Beyond one model: platforms, culture, and pace

BigRNA taught us that solving orchestration once, inside the model, is better than doing it many times by hand. But a platform is more than a single foundation model. In our platform, BigRNA is still complemented by specialist models like REPRESS (for miRNA-mRNA and other post-transcriptional regulation) and DeepADAR (for guide‑mediated RNA editing), and we emphasize that performance continues to improve with new data and larger backbones.  We continue to update these models and compound our platform, both with our own lab data, and as we discover datasets developed by the community.  

Culture matters just as much as code. Keeping biologists and ML researchers in the same conversation makes sure that the models and experiments evolve together.  Good AI teams move quickly and can be flexible and chaotic, but good biology teams move at a pace that requires long-term planning and strict deadlines.  If you don’t engage both sides, the models don’t get meaningfully used for drug development, and the data doesn’t flow back to the model.

Partnerships matter, too. The best outcomes won’t come from a clever solution that gives you a decreasing loss function on a narrow task, and SaaS models will not work in this field. Model platforms need to be embedded into complex scientific workflows and decision making pipelines - target identification, mechanism selection, molecule design, secondary effects, etc.  

While ultimate drug development performance is a lagging indicator of underlying model performance and capability, the leading indicators of model improvement, cross‑task generalization, and closed‑loop cycle time between model and lab, are signals that the field is accelerating.

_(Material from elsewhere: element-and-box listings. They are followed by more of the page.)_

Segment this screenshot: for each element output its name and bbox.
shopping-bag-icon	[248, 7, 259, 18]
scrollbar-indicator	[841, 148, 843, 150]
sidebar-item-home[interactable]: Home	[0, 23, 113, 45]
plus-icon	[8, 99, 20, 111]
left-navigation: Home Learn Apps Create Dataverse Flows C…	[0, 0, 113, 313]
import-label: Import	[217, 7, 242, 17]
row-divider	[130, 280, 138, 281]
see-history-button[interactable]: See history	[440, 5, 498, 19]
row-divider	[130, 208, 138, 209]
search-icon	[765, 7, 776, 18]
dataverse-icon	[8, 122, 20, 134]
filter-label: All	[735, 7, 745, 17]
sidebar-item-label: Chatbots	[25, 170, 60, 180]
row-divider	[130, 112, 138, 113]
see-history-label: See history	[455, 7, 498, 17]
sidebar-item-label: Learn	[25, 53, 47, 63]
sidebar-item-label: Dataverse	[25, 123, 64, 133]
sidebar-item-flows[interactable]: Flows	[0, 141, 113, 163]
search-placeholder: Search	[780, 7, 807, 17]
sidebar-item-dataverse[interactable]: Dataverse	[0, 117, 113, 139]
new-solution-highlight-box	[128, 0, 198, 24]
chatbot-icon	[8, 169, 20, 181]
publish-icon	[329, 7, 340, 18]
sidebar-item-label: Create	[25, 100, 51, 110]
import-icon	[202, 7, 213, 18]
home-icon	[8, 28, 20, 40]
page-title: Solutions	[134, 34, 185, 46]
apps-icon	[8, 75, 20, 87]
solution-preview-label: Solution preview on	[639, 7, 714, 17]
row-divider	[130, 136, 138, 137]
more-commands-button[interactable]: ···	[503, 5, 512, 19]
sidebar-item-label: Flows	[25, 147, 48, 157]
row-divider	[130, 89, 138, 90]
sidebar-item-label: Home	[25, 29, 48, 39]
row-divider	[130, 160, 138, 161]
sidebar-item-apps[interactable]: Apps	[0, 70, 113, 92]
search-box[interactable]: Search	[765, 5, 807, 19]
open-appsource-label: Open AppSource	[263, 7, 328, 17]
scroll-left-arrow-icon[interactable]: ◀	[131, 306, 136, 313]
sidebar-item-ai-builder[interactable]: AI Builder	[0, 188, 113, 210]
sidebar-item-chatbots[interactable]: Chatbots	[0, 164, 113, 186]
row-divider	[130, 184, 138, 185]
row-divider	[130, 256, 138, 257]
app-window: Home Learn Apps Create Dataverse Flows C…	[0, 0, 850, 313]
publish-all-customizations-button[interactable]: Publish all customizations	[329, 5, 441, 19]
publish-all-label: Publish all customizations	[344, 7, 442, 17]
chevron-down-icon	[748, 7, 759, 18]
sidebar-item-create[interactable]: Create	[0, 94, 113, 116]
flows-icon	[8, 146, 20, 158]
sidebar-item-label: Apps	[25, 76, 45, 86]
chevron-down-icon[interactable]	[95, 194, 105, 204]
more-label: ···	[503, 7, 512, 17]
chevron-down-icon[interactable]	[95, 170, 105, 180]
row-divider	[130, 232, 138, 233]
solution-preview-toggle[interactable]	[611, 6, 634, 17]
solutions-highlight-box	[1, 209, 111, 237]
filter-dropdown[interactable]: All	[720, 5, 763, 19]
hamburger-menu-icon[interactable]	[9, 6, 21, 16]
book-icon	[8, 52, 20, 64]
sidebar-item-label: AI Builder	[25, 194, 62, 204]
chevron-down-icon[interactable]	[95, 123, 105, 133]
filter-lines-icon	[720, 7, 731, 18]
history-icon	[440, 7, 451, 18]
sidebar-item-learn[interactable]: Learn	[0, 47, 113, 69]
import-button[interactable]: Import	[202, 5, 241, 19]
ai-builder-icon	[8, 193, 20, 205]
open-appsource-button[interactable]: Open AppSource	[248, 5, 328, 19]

What I’d tell my 2014 self

Back in that conference room, I wasn’t sure what to make of the AI optimism.  Today, I’d tell my younger self three things:

  1. Be picky about problems. Splicing was the right early bet because the data were right and the drug development story was clean. As new data sets mature, new domains become tractable. Keep moving.
  2. Build platforms, not piles. Many great models without orchestration are still a bottleneck. Consolidate capability into foundation models when possible, and learn how to meaningfully use them for the question at hand.
  3. Measure pace, not headlines. Ask how fast the model’s getting better and how quickly a lab result can update a decision. If those numbers look good, the clinic count will take care of itself.

We’re hiring and partnering with those who want to solve real problems, not chase trends. The field has long moved on from its niche Toronto circle into an accelerating and mainstream global effort. We haven’t solved everything yet, but we’re quickly improving - this is the most encouraging signal.  If we keep building AI the right way - platforms embedded in real programs, multilingual teams, and partnerships that integrate AI into decisions - I like our chances.